The research generates £44,000 in grant capture over 4 years from the ECB for annual cricket talent testing and a Ph.D. studentship.  The research is led by Professor Michael Khan, who specialises in reaction time and skill acquisition. 

“Cricketers at the highest level are required to make rapid decisions and execute superior error free skills in extremely high pressure situations,” said Professor Khan. 

“Understanding the requirements to meet these challenges as well as creating development pathways of cricketers will be key to developing a talent prediction model that can identify players who have the potential to be the world’s best,” he added.

Professor Lew Hardy of the School, who has worked with the British Army as well as the ECB, will supervise the psychological component of the talent testing and the statistical analyses.  Also collaborating on the project is Australian Professor Bruce Abernethy from the University of Hong Kong.  Professor Abernethy has pioneered research in the area of anticipation and expertise. 

Ed Barney is the Ph.D. funded student on the research project that will take four years in the first instance.  Ed Barney (28) completed his undergraduate degree in Sports Science at Exeter University before recently graduating from Loughborough University with an MS.c. in Sports Science.  Ed will split his time between the National Cricket Performance Centre in Loughborough and Bangor University.

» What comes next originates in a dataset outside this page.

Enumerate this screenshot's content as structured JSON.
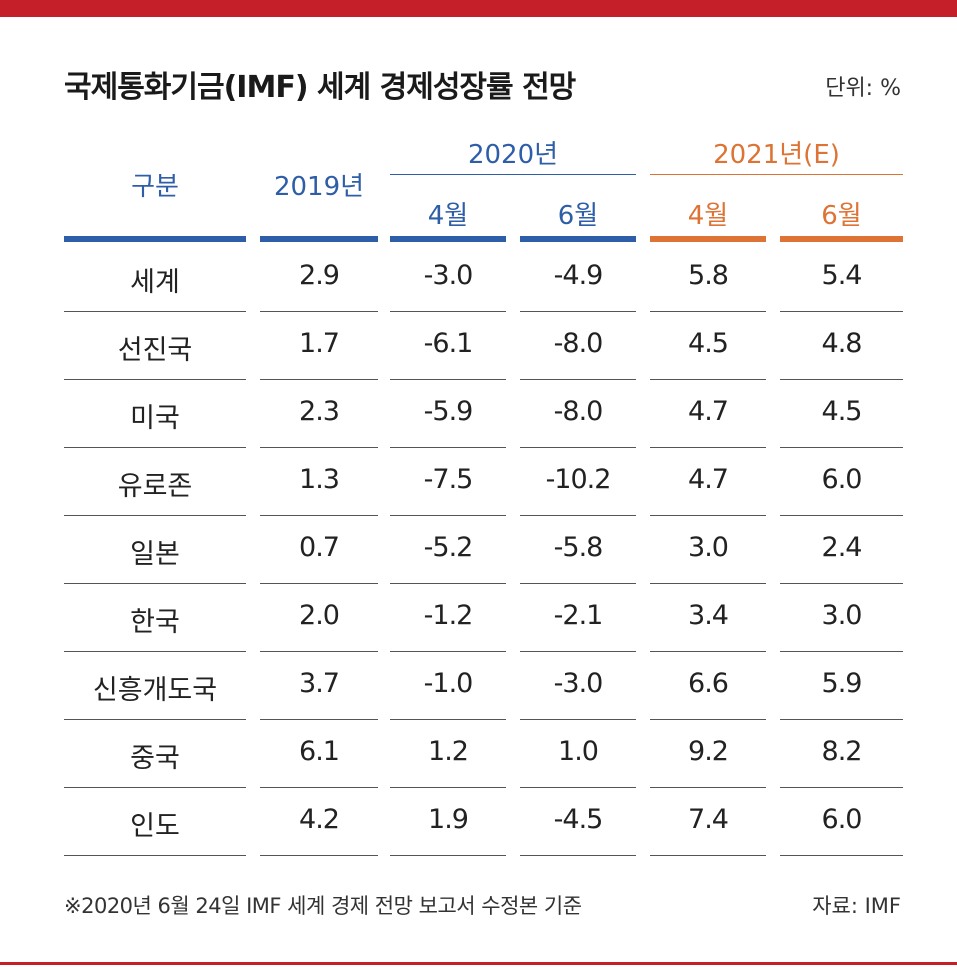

“Under 13, 16 and 19 players from England and Wales will be ‘talent’ tested over the next three years. The combination of this data with performance statistics and scouting reports will feed into a model for early prediction of potential future world’s best players. In addition to identifying talent, this model will be used to inform coaching practice for those players who could potentially be England and Wales’ stars of the future. ”explained Prof Khan.